“The greatest among you must be your servant. Whoever exalts himself will be humbled; but whoever humbles himself will be exalted.” – Matthew 23:11-12
Jesus issues a stern warning against hypocrisy today. As I read through the lines of the Gospel, I am reminded of people I know who do not “preach but they do not practice.” A few more thoughts more, and I find myself getting very worked up, mentally pointing fingers and shooting off blame for situations of which I am not happy.
This line of thinking really took center stage toward the latter half of last year. Particularly at work, I found myself frustrated with a few notable others that, try as I may, I couldn’t shake off. As the year ended and as this new year eases its way onward, I came to a startling realization – that the issues that I had most strongly with these notable others – were exactly the issues that I unknowing had unresolved within myself, about myself. For instance, I was so pent up about an individual constantly delaying projects and then passing the blame onto others. Little did I realize, I was doing the same in other areas of my own life. This would continue as I went through my list of grievances. As I saw how unforgiving I had become of others, I saw even more so how unforgiving I had become of myself.
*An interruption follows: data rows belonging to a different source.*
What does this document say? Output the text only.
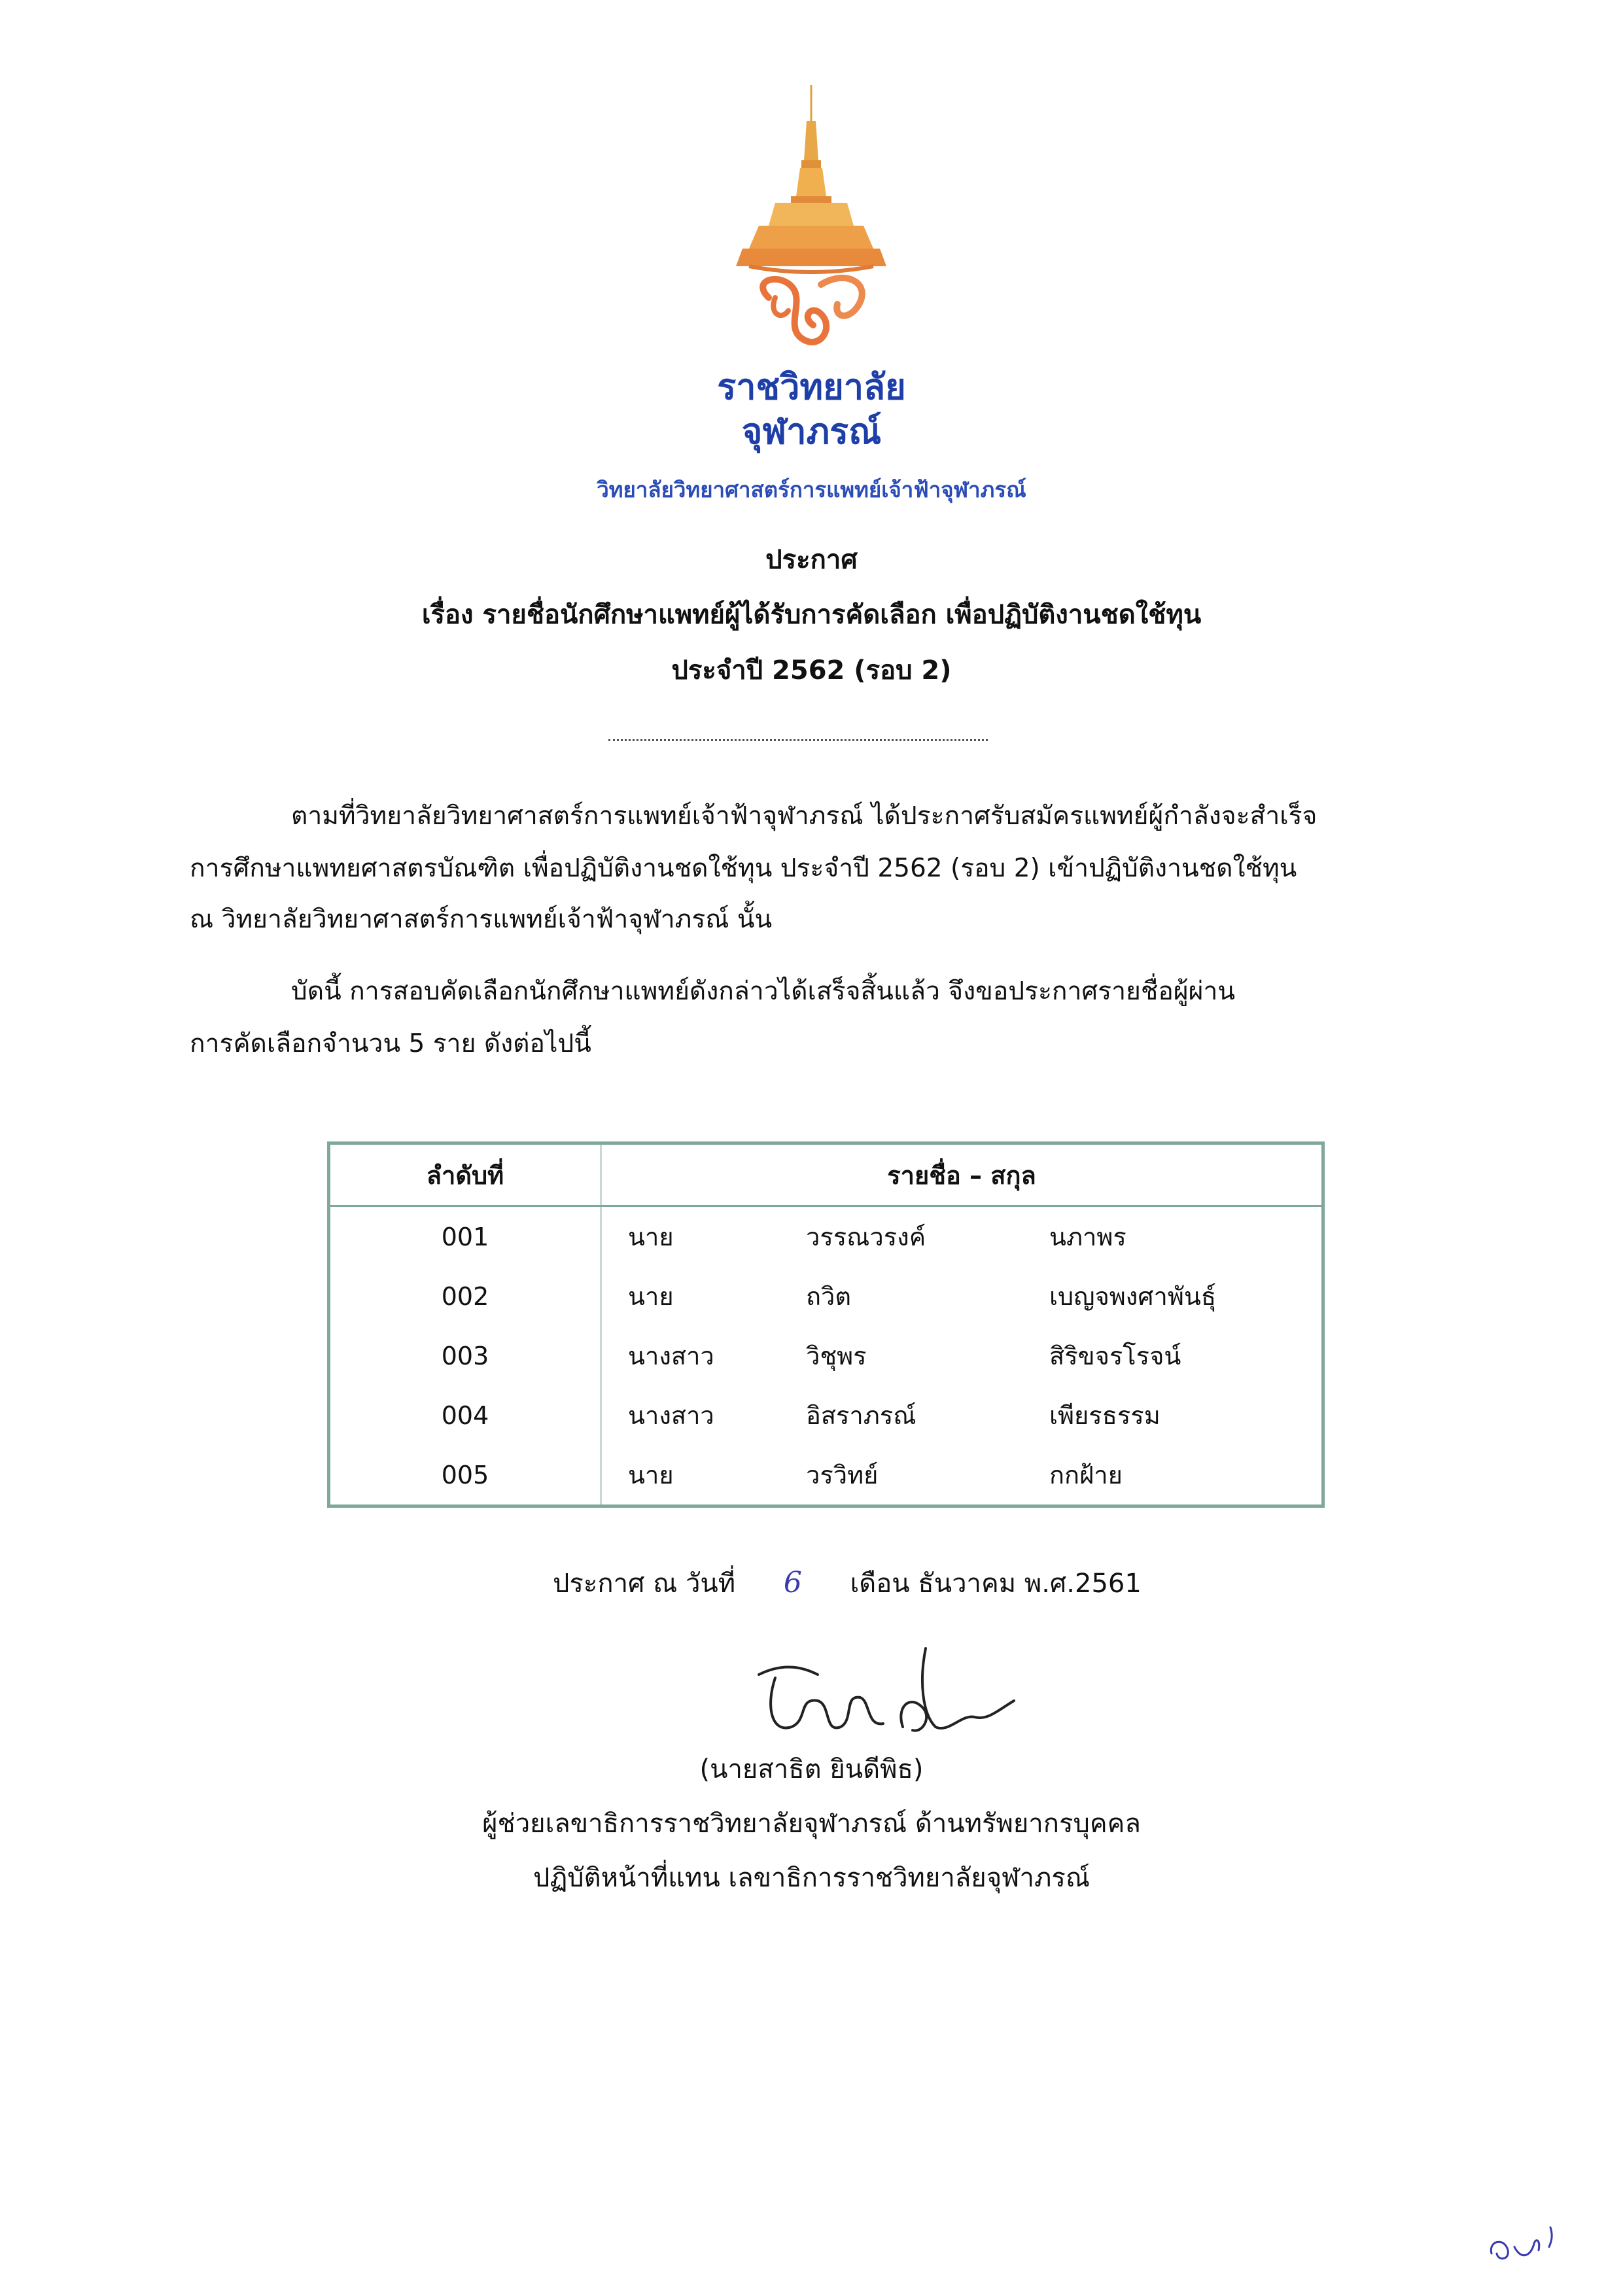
ราชวิทยาลัย
จุฬาภรณ์
วิทยาลัยวิทยาศาสตร์การแพทย์เจ้าฟ้าจุฬาภรณ์
ประกาศ
เรื่อง รายชื่อนักศึกษาแพทย์ผู้ได้รับการคัดเลือก เพื่อปฏิบัติงานชดใช้ทุน
ประจำปี 2562 (รอบ 2)
ตามที่วิทยาลัยวิทยาศาสตร์การแพทย์เจ้าฟ้าจุฬาภรณ์ ได้ประกาศรับสมัครแพทย์ผู้กำลังจะสำเร็จ
การศึกษาแพทยศาสตรบัณฑิต เพื่อปฏิบัติงานชดใช้ทุน ประจำปี 2562 (รอบ 2) เข้าปฏิบัติงานชดใช้ทุน
ณ วิทยาลัยวิทยาศาสตร์การแพทย์เจ้าฟ้าจุฬาภรณ์ นั้น
บัดนี้ การสอบคัดเลือกนักศึกษาแพทย์ดังกล่าวได้เสร็จสิ้นแล้ว จึงขอประกาศรายชื่อผู้ผ่าน
การคัดเลือกจำนวน 5 ราย ดังต่อไปนี้
ลำดับที่	รายชื่อ – สกุล		
001	นาย	วรรณวรงค์	นภาพร
002	นาย	ถวิต	เบญจพงศาพันธุ์
003	นางสาว	วิชุพร	สิริขจรโรจน์
004	นางสาว	อิสราภรณ์	เพียรธรรม
005	นาย	วรวิทย์	กกฝ้าย
ประกาศ ณ วันที่ 6 เดือน ธันวาคม พ.ศ.2561
(นายสาธิต ยินดีพิธ)
ผู้ช่วยเลขาธิการราชวิทยาลัยจุฬาภรณ์ ด้านทรัพยากรบุคคล
ปฏิบัติหน้าที่แทน เลขาธิการราชวิทยาลัยจุฬาภรณ์
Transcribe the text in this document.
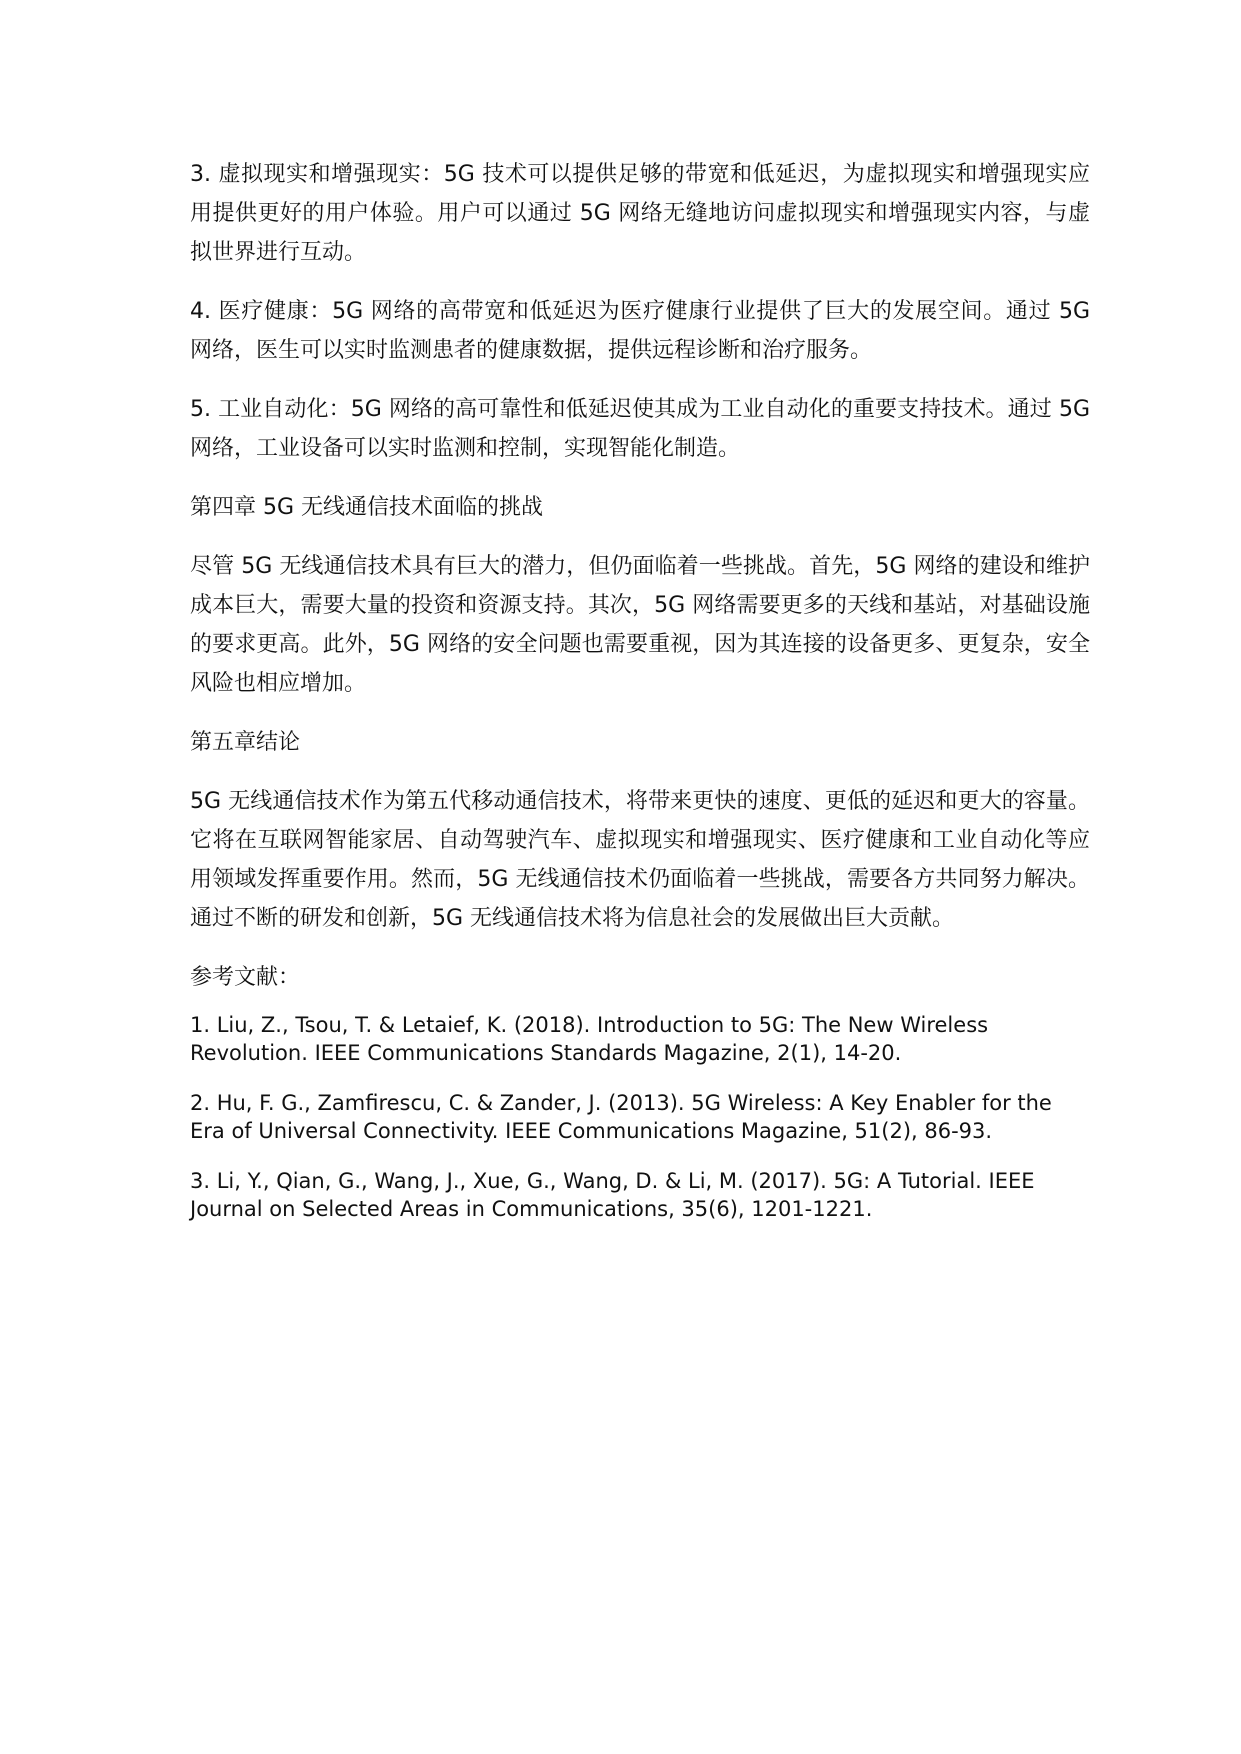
3. 虚拟现实和增强现实：5G 技术可以提供足够的带宽和低延迟，为虚拟现实和增强现实应用提供更好的用户体验。用户可以通过 5G 网络无缝地访问虚拟现实和增强现实内容，与虚拟世界进行互动。

4. 医疗健康：5G 网络的高带宽和低延迟为医疗健康行业提供了巨大的发展空间。通过 5G 网络，医生可以实时监测患者的健康数据，提供远程诊断和治疗服务。

5. 工业自动化：5G 网络的高可靠性和低延迟使其成为工业自动化的重要支持技术。通过 5G 网络，工业设备可以实时监测和控制，实现智能化制造。

第四章 5G 无线通信技术面临的挑战

尽管 5G 无线通信技术具有巨大的潜力，但仍面临着一些挑战。首先，5G 网络的建设和维护成本巨大，需要大量的投资和资源支持。其次，5G 网络需要更多的天线和基站，对基础设施的要求更高。此外，5G 网络的安全问题也需要重视，因为其连接的设备更多、更复杂，安全风险也相应增加。

第五章结论

5G 无线通信技术作为第五代移动通信技术，将带来更快的速度、更低的延迟和更大的容量。它将在互联网智能家居、自动驾驶汽车、虚拟现实和增强现实、医疗健康和工业自动化等应用领域发挥重要作用。然而，5G 无线通信技术仍面临着一些挑战，需要各方共同努力解决。通过不断的研发和创新，5G 无线通信技术将为信息社会的发展做出巨大贡献。

参考文献：
1. Liu, Z., Tsou, T. & Letaief, K. (2018). Introduction to 5G: The New Wireless Revolution. IEEE Communications Standards Magazine, 2(1), 14-20.
2. Hu, F. G., Zamfirescu, C. & Zander, J. (2013). 5G Wireless: A Key Enabler for the Era of Universal Connectivity. IEEE Communications Magazine, 51(2), 86-93.
3. Li, Y., Qian, G., Wang, J., Xue, G., Wang, D. & Li, M. (2017). 5G: A Tutorial. IEEE Journal on Selected Areas in Communications, 35(6), 1201-1221.
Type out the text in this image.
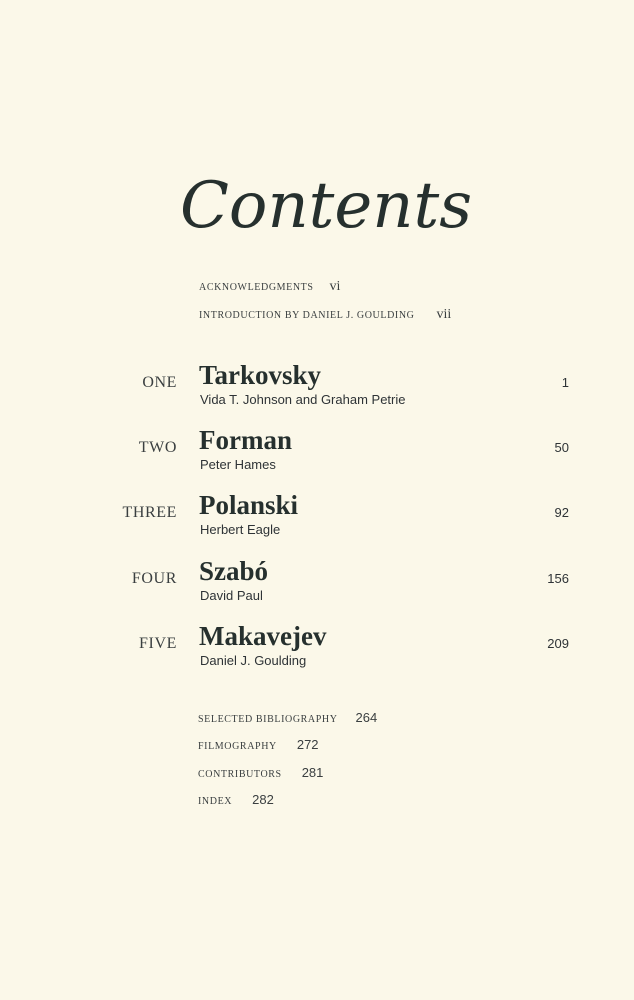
Contents
ACKNOWLEDGMENTS vi
INTRODUCTION BY DANIEL J. GOULDING vii
ONE Tarkovsky
Vida T. Johnson and Graham Petrie
1
TWO Forman
Peter Hames
50
THREE Polanski
Herbert Eagle
92
FOUR Szabó
David Paul
156
FIVE Makavejev
Daniel J. Goulding
209
SELECTED BIBLIOGRAPHY 264
FILMOGRAPHY 272
CONTRIBUTORS 281
INDEX 282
To say that I was humbled was an understatement. Even today as another Lenten season is upon us, I still catch myself being more of a Pharisee than I realize. Yet, I am also learning to become more confident in God’s love and mercy through it all.
What are the “hot buttons” or pet peeves of others in my life, and what might they be inviting me to look at within my own self? Lord, please help me to see it all with a gentle and compassionate heart.